A possible way of dealing with keeping surface forms when splitting mwe's: put full surface on the first part, no surface on the rest. Example, assuming "magasin" is missing from bidix:

$ echo vannmagasin | lt-proc -we nb-nn.automorf.bin
^vannmagasin/vann<n><nt><sg><ind><cmp>+magasin<n><nt><sg><ind>/vann<n><nt><sg><ind><cmp>+magasin<n><nt><pl><ind>$
$ echo vannmagasin | lt-proc -we nb-nn.automorf.bin | apertium-tagger -gp nb-nn.prob
^vannmagasin/vann<n><nt><sg><ind><cmp>+magasin<n><nt><sg><ind>$

$ echo vannmagasin | lt-proc -we nb-nn.automorf.bin | apertium-tagger -gp nb-nn.prob | apertium-pretransfer
^vannmagasin/vann<n><nt><sg><ind><cmp>$ ^/magasin<n><nt><sg><ind>$
# Currently, apertium-pretransfer outputs ^magasin<n><nt><sg><ind>$, we'd need it to ensure an empty surface form here

$ echo vannmagasin | lt-proc -we nb-nn.automorf.bin | apertium-tagger -gp nb-nn.prob | apertium-pretransfer | lt-proc -o nb-nn.autobil.bin
^*vannmagasin/vann<n><nt><sg><ind><cmp>/vatn<n><nt><sg><ind><cmp>$ ^/magasin<n><nt><sg><ind>/@magasin<n><nt><sg><ind>$
# Currently, lt-proc -o only _accepts_ surface forms, it doesn't output them (nor does it output @analysis correctly)

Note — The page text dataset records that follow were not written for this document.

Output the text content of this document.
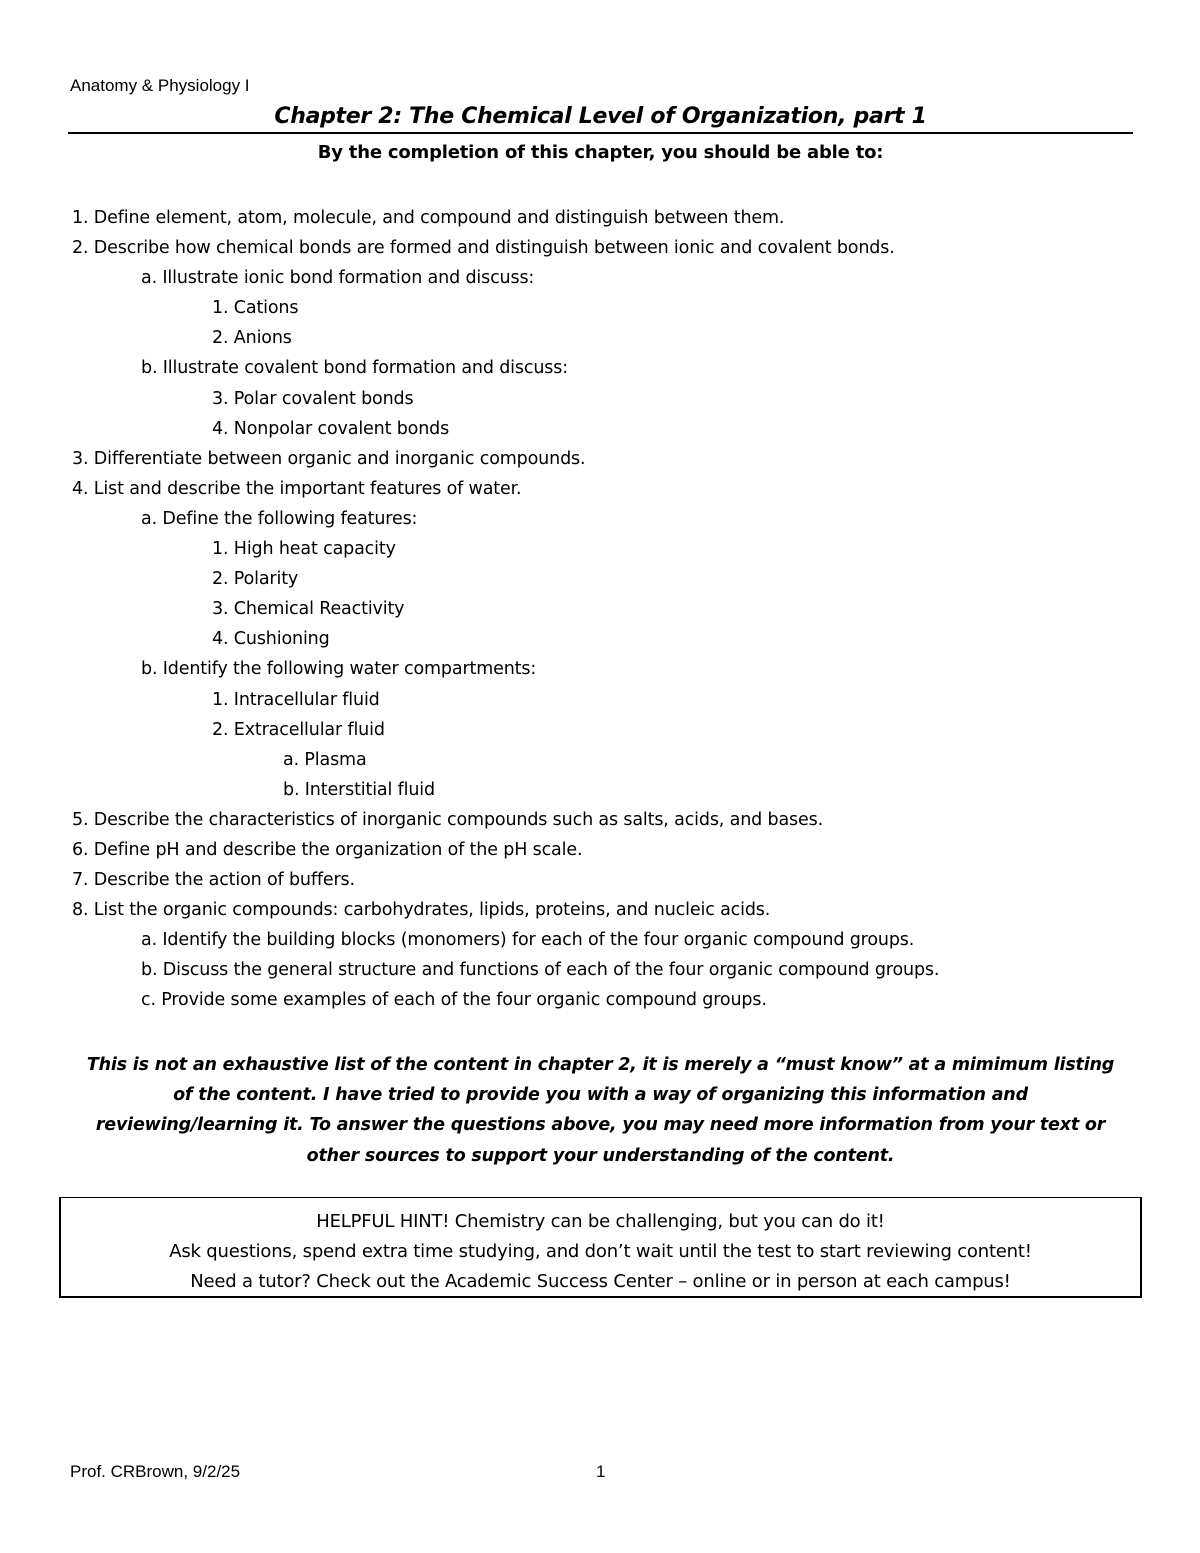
Anatomy & Physiology I
Chapter 2: The Chemical Level of Organization, part 1
By the completion of this chapter, you should be able to:
1. Define element, atom, molecule, and compound and distinguish between them.
2. Describe how chemical bonds are formed and distinguish between ionic and covalent bonds.
a. Illustrate ionic bond formation and discuss:
1. Cations
2. Anions
b. Illustrate covalent bond formation and discuss:
3. Polar covalent bonds
4. Nonpolar covalent bonds
3. Differentiate between organic and inorganic compounds.
4. List and describe the important features of water.
a. Define the following features:
1. High heat capacity
2. Polarity
3. Chemical Reactivity
4. Cushioning
b. Identify the following water compartments:
1. Intracellular fluid
2. Extracellular fluid
a. Plasma
b. Interstitial fluid
5. Describe the characteristics of inorganic compounds such as salts, acids, and bases.
6. Define pH and describe the organization of the pH scale.
7. Describe the action of buffers.
8. List the organic compounds: carbohydrates, lipids, proteins, and nucleic acids.
a. Identify the building blocks (monomers) for each of the four organic compound groups.
b. Discuss the general structure and functions of each of the four organic compound groups.
c. Provide some examples of each of the four organic compound groups.
This is not an exhaustive list of the content in chapter 2, it is merely a “must know” at a mimimum listing
of the content. I have tried to provide you with a way of organizing this information and
reviewing/learning it. To answer the questions above, you may need more information from your text or
other sources to support your understanding of the content.
HELPFUL HINT! Chemistry can be challenging, but you can do it!
Ask questions, spend extra time studying, and don’t wait until the test to start reviewing content!
Need a tutor? Check out the Academic Success Center – online or in person at each campus!
Prof. CRBrown, 9/2/25	1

$ echo vannmagasin | lt-proc -we nb-nn.automorf.bin | apertium-tagger -gp nb-nn.prob | apertium-pretransfer | lt-proc -o nb-nn.autobil.bin | apertium-transfer -o apertium-nn-nb.nb-nn.t1x nb-nn.t1x.bin 
^n_n<n><nt><sg><ind>{^vannmagasin/vatn<n><nt><sg><ind><cmp>$^/@magasin<n><nt><sg><ind>$}$
# apertium-transfer would need an -o option that is able to pass through the surface form

# Interchunk should need no change, since it doesn't deal with the insides of the chunk. 
# Postchunk might need a slight change to notice and output the original surface form.

# But by generation you have a problem. Say you end up with
# ^vannmagasin/vatn<n><nt><sg><ind><cmp>$^/@magasin<n><nt><sg><ind>$
# What do you output? 
# - If you generate "vatn", you can't generate "magasin" (that's just a lemma, and outputting plain 
#   lemmas can lead to altering or even negating meaning).
# - Ideally you want to generate the original surface form "vannmagasin", but how do you know that? 
#   Transfer could have moved about the @-analysis, and in any case, how many lexical units are we 
#   talking about here? An mwe can be of unlimited length

Difficult example from Kazakh:

килмәгәнмен: кил.1SG.NEG + мен, "I didn't arrive/show up", is both a compound and a morphological negative. So, if кил had no translation, outputting the lemma alone would severely alter the meaning.